%--------------------------------------------------------------------------
% MODEL
%--------------------------------------------------------------------------
% Creation of a MODEL object.
%--------------------------------------------------------------------------
% Syntax
%--------------------------------------------------------------------------
MO = MODEL(label,formulation,elasticity,elasticity_type)
MO = MODEL(label,formulation,elasticity,elasticity_type,law_type,law_name)
MO = MODEL(label,formulation,elasticity,elasticity_type,law_type,law_name,elem_type)
MO = MODEL(label,formulation,elasticity,elasticity_type,law_type,law_name,elem_type,crack_path)
%--------------------------------------------------------------------------
% Description
%--------------------------------------------------------------------------
% The MODEL method is used to create a MODEL object. This object is used to
% affect a constitutive law to a domain defined by its label. This object
% has the following properties:
% - group : GROUP object
% - formulation : STRING - Formulation
% - elasticity : STRING - Elasticity
% - elasticity_type : STRING - Type of elasticity
% - law_type : STRING - Type of constitutive law
% - law_name : STRING - Name of the constitutive law
% - elem_type : STRING - Type of finite element type
% - int_var_number : scalar - Number of internal variables
% - int_rule_stif : INT_RULE for the stiffness
% - int_rule_mass : INT_RULE for the mass
% - section_topo : TOPOLOGY object - in case of the multifiber
% formulation
% - crack_path : STRING - Description of the way to compute
% normal when E-FEM is used
%--------------------------------------------------------------------------
% Input arguments
%--------------------------------------------------------------------------
% label : STRING - label of the domain to which a MODEL should be
% affected
% formulation : STRING - type of formulation. It can be equal to:
% - MECHANICS
%
% elasticity : STRING - existence or not of an elastic stage. It can
% be equal to:
% - ELASTICITY
%
% elasticity_type : STRING - type of elasticity. It can be equal to:
% - ISOTROPIC
%
% law_type : STRING - type of material law. It can be equal to:
% - DAMAGE
% - PLASTICITY
%
% law_name : STRING - name the law to be used. It can be equal to:
% - PLASTICITY
% - HOMO : 1D homogeneized constitutive law to describe the behavior
% of the steel accounting for the steel/concrete interface
% with corrosion.

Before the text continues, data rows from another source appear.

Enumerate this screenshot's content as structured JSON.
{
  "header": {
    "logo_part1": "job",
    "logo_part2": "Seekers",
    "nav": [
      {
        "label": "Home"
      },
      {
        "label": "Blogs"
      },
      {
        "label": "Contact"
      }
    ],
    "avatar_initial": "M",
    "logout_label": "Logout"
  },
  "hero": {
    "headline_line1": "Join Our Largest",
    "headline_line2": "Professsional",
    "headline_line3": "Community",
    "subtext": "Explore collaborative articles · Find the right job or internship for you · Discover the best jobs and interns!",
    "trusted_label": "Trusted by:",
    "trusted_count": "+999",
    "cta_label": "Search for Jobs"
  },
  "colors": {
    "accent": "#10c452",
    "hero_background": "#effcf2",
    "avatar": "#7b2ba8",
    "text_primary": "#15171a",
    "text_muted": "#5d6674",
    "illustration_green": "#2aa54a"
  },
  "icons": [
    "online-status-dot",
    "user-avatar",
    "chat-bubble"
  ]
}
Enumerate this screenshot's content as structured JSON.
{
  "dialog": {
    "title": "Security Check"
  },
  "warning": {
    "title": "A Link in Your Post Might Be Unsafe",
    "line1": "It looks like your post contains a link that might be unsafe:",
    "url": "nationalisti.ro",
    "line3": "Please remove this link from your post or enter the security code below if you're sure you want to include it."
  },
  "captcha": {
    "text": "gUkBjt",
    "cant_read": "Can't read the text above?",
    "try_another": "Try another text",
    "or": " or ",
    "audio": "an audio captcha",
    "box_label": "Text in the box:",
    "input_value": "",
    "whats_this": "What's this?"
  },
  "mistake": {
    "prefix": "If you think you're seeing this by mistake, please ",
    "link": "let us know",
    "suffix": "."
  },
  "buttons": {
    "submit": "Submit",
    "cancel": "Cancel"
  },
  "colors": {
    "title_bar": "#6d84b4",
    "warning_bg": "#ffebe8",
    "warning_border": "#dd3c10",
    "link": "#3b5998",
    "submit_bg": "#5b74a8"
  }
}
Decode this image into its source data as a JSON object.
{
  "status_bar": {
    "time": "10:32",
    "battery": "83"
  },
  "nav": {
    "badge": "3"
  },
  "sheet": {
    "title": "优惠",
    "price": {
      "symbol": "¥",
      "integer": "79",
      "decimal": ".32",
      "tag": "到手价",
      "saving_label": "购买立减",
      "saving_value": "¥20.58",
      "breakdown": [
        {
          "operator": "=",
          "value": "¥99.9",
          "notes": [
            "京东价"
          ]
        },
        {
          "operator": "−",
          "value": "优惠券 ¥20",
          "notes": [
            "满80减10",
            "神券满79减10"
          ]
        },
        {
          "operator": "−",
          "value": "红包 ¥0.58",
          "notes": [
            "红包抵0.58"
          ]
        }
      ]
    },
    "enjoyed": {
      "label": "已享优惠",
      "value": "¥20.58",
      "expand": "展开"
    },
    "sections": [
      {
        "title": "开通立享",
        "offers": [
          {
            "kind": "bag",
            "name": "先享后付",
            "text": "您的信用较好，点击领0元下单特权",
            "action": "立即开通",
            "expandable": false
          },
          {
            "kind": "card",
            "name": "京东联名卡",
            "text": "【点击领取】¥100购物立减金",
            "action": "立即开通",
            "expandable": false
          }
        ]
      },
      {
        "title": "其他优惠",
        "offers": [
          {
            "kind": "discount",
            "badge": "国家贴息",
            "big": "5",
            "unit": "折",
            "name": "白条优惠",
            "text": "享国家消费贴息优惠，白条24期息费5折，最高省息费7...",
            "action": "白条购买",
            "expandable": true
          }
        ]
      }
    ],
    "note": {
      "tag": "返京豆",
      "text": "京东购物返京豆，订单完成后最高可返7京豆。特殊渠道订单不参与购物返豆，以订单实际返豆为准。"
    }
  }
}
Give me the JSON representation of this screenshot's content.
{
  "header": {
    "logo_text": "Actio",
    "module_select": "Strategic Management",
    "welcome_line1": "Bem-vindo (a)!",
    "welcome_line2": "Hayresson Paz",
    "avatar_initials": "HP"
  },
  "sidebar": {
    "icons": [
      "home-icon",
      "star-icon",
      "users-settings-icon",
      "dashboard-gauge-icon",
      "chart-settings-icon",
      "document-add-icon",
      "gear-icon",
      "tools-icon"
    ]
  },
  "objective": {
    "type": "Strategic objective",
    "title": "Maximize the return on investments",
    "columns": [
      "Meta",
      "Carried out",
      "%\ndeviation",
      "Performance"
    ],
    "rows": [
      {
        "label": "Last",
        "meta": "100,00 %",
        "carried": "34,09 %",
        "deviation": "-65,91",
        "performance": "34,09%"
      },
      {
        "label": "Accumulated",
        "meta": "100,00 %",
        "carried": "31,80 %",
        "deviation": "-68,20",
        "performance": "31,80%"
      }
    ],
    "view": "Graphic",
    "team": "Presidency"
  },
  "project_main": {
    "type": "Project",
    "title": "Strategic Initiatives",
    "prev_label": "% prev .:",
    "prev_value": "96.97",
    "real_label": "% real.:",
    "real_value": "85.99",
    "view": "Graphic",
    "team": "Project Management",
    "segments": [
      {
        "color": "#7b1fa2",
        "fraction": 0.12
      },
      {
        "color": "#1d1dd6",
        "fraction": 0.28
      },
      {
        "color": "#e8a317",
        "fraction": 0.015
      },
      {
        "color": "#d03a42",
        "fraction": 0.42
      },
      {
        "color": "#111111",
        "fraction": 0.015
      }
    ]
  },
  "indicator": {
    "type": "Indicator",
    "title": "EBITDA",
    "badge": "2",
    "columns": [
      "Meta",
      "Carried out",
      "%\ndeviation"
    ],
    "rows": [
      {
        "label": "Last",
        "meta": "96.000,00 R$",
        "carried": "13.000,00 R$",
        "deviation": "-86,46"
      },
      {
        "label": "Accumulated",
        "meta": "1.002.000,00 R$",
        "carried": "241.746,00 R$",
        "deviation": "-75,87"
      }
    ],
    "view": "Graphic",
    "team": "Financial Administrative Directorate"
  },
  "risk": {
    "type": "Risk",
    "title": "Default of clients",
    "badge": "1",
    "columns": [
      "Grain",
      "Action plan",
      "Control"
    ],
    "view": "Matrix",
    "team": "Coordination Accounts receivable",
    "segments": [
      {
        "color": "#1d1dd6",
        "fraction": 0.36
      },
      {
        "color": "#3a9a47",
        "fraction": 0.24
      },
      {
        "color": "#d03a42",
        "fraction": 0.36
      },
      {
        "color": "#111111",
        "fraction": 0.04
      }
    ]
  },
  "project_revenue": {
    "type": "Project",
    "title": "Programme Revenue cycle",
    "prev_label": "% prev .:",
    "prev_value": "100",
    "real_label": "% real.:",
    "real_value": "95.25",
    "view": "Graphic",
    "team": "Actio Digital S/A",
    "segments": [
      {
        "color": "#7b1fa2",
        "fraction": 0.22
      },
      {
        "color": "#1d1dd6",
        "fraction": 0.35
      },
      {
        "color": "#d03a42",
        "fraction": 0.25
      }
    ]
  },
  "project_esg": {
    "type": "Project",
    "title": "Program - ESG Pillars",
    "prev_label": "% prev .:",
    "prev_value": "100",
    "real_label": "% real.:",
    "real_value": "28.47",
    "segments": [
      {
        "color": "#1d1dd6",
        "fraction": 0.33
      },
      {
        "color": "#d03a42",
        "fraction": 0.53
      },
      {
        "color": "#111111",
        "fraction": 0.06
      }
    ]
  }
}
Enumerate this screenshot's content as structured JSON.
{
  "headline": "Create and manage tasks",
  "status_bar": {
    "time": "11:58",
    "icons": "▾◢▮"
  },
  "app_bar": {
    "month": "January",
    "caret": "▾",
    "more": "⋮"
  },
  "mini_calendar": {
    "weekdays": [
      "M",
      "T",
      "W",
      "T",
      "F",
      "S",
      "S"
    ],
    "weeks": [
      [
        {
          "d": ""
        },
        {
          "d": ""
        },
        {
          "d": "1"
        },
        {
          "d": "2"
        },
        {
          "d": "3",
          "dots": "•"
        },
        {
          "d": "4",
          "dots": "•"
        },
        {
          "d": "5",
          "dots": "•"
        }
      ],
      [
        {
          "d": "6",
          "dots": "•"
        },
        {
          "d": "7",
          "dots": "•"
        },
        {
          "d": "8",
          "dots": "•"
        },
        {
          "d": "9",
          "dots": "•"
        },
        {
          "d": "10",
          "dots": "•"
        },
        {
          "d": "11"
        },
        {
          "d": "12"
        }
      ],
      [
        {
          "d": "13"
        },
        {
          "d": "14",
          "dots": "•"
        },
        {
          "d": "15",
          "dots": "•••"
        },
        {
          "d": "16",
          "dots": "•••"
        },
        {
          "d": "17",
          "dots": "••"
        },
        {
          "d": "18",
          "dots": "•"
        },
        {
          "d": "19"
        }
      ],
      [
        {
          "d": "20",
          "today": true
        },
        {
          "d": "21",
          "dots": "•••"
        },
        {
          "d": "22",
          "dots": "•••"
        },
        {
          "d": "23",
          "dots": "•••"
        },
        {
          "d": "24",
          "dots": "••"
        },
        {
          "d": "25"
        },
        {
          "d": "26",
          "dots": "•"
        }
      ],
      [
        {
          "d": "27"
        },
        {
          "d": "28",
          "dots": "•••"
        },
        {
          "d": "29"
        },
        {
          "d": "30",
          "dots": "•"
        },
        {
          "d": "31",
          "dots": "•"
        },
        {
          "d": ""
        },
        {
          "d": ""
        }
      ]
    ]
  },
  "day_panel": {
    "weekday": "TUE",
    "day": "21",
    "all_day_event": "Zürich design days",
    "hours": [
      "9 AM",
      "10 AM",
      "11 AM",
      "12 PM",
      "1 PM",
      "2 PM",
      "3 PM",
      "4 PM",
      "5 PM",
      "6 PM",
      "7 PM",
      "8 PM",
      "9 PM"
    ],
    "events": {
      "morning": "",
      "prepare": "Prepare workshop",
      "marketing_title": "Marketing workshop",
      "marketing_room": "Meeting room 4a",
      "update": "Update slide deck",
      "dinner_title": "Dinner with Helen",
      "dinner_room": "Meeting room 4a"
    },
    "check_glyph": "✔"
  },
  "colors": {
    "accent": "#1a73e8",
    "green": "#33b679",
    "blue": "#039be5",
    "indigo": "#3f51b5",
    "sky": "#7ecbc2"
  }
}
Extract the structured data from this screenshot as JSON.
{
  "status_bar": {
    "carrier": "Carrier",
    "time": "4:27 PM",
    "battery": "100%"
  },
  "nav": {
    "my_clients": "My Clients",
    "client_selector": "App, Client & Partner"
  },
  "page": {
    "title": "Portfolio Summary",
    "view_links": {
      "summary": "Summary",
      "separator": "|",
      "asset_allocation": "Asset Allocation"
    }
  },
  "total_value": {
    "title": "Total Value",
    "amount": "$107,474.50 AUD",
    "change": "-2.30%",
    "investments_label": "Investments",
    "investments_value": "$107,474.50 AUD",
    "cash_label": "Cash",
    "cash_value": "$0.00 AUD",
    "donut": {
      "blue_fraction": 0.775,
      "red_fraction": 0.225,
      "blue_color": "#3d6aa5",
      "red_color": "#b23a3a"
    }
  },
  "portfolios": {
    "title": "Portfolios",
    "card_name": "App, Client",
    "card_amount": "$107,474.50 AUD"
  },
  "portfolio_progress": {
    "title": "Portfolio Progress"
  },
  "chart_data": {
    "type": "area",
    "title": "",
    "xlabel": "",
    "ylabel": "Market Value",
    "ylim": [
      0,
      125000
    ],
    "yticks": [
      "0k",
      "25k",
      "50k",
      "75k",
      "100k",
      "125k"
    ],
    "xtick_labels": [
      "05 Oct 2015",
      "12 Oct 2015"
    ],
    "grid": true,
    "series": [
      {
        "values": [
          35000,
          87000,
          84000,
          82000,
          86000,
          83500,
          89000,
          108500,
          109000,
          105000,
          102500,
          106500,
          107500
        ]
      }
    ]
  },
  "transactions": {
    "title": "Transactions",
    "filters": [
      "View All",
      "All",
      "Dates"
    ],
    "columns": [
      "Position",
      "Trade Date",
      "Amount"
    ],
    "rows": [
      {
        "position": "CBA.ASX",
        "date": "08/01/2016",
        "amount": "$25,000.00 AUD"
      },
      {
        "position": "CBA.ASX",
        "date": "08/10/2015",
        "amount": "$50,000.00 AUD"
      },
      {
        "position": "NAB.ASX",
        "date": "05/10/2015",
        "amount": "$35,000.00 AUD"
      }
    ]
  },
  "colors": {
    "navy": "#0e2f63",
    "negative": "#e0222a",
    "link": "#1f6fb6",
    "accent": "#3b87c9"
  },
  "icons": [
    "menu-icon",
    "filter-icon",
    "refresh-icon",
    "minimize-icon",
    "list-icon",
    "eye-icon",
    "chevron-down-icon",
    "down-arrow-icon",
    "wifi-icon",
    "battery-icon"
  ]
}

Only TRUSS elements.
% - VONMISES: 2D/3D and POJS formulation of the Von Mises plasticity
% constitutive law.
% - OUGLOVA: 2D/3D and TRUSS formulation of the Ouglova plasticity
% constitutive law accounting for corrosion.
% - DAMAGE
% - MAZARS: 2D/3D and TRUSS, TRIS, QUAS Mazars's damage law
% - CONCYC: 3D damage constitutive law to describe the behavior of
% concrete under cyclic loading
% - ZAFATI: 3D anisotropic damage constitutive law to describe the
% behavior of concrete under cyclic loading
% - EEM : 2D (TRI3) and TRUSS formulation of the Embedded Finite
% Element Method (E-FEM)
% - IDEFIX: TRUSS formulation of a generalized DOF constitutive law
% to describe the hysteretic response of RC beams subjected to
% seismic loading
%
% elem_type : STRING - type of finite element when a specific
% kinematics is used
% - TRUSS: truss element
% - TIMO : 3D Timoshenko elements with multifiber
% - FLI : 2D Timoshenko elements with multifiber
% - FLIG : 2D/3D generalized Timoshenko elements
% - FCQ : 2D generalized elements
% - POJS : 1 node element in case of multifiber formulation
% - TRIS : 3 node element in case of multifiber formulation
% - QUAS : 4 node element in case of multifiber formulation
% - T3G : T3-gamma shell elements
%
% crack_path: STRING - this field is used to describe how the normal to the
% discontinuities are computed. It can be equal to:
% - TRACKING: the normal are prescribed by the user
% - STRAIN : the normal is computed from the principal strains
%--------------------------------------------------------------------------
% Output arguments
%--------------------------------------------------------------------------
% MO : MODEL object
%--------------------------------------------------------------------------
% Example
%--------------------------------------------------------------------------
MO1
MO1 =
MODEL with properties:
group: [1x1 GROUP]
formulation: 'MECHANICS'
elasticity: 'ELASTICITY'
elasticity_type: 'ISOTROPIC'
law_type: 'DAMAGE'
law_name: 'EFEM'
elem_type: 'TRUSS'
int_var_number: 9
int_rule_stif: [1x1 INT_RULE]
int_rule_mass: [1x1 INT_RULE]
section_topo: []
crack_path: []